Но недолго продолжалось счастье Мюссе. Легкомысленная женщина быстро променяла его на Жюля Жанена, Критика и фельетониста «Journal des D?bats», предоставившего черноволосой Армиде свою постоянную ложу во Французском театре. Чтобы вознаградить его за эту любезность, г-жа Делакарт, которую Мюссе называл «львицей Барселоны», отправилась на квартиру писателя и там осталась. «У Жанена, — сказала она, — больше остроумия и умения жить, чем у плаксивого Мюссе». Но вероятнее всего, что ее прельстила больше любовь Жанена к роскоши и лукулловским обедам. Жанен окружил себя роскошнейшей обстановкой, между тем как в остальном Париже устройство квартир отличалось большой простотой. Комната Жанена в стиле рококо принадлежала к достопримечательностям Парижа. Приемная была украшена дрогоценными гобеленами, на которых были воспроизведены мягкие пасторальные картины Фрагонара и Буше. Библиотека в стиле Людовика XVI была превосходной. Но более всего приковывал к себе взоры овальной формы зал с разными портретами бывшей подруги Жанена — m-lle George, знаменитой артистки, великолепно исполнявшей роли Марии Тюдор и Лукреции Борджиа в драмах Виктора Гюго. Образцовое произведение Жерара, на котором артистка изображена в духе Тициана и которое после смерти Жанена стало украшать фойе Французского театра, висело над мраморным камином. Драгоценные вазы из китайского фарфора и нежные пастели Латурэ украшали уютный будуар за усаженной цветами террасой. В тенистом саду была оранжерея, а несколько дальше — элегантная ванная. В этом маленьком раю действительно недоставало только соблазнительной маркизы в качестве folle du logis, по выражению Жанена. Что подруга властного журналиста могла рассчитывать на всеобщее поклонение, было хорошо известно маркизе, вот почему она без долгих колебаний дала чистую отставку Альфреду Мюссе, который вел жизнь скромного юноши и никогда не имел при себе часов, так как они были заложены. Писатели, художники, артисты собирались благоговейной толпой вокруг новой Евы жаненовского рая. Бедному поэту только и осталось сказать ей последнее «прости» в патетическом стихотворении, озаглавленном «Октябрьская ночь».

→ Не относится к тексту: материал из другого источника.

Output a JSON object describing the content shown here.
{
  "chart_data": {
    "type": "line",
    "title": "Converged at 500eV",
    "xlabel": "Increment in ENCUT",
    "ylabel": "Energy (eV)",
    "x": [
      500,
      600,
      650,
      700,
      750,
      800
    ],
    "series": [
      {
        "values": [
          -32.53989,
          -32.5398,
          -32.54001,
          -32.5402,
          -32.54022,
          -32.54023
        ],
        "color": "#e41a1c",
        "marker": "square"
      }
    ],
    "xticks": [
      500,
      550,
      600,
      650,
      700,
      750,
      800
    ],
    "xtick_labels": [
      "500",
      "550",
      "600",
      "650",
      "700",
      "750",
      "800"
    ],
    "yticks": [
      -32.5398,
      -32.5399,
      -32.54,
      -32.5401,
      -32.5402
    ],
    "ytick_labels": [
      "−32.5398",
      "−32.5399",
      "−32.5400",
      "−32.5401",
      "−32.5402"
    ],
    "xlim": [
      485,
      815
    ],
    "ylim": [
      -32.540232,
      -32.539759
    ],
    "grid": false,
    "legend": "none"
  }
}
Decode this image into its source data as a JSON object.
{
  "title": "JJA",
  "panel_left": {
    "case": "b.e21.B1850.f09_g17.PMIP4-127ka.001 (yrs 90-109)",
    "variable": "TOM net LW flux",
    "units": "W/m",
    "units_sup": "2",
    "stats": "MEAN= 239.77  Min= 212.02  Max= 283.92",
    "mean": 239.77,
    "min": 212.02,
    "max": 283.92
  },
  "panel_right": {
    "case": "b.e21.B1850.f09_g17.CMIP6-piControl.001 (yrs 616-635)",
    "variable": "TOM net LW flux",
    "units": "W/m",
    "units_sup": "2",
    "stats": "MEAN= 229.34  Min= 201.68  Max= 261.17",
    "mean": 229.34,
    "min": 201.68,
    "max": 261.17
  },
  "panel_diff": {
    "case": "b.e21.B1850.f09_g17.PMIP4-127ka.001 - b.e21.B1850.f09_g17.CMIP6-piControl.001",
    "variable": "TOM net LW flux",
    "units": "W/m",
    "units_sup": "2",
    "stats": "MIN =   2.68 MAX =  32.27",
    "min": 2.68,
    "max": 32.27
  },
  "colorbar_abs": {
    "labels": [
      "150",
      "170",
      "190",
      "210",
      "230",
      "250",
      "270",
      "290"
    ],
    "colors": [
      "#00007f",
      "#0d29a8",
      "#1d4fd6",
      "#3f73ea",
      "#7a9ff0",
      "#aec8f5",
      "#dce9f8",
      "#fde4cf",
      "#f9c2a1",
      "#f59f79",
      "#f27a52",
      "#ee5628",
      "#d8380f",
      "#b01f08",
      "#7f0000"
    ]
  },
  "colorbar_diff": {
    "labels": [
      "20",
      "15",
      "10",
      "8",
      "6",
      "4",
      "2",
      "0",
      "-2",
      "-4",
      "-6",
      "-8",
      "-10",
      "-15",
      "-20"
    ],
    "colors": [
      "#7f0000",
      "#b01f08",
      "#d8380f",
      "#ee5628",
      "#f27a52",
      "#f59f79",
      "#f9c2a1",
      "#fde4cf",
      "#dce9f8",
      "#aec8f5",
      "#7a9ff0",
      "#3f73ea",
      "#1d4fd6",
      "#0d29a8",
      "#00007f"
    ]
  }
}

Конец маркизы был более грустен, чем ее начало. Поведение ее начало делаться все более и более сомнительным. Жажда новизны и легкомыслие сделали то, что из мира художников и журналистов она попала в полусвет. Когда отцвела ее красота, она начала вести уединенную жизнь, облеклась в траур и стала каяться в грехах прошлого. Во время этих покаяний и молитв и застала ее смерть на меланхолическом курорте Трепоре, где маркиза искала душевного покоя в последние годы жизни.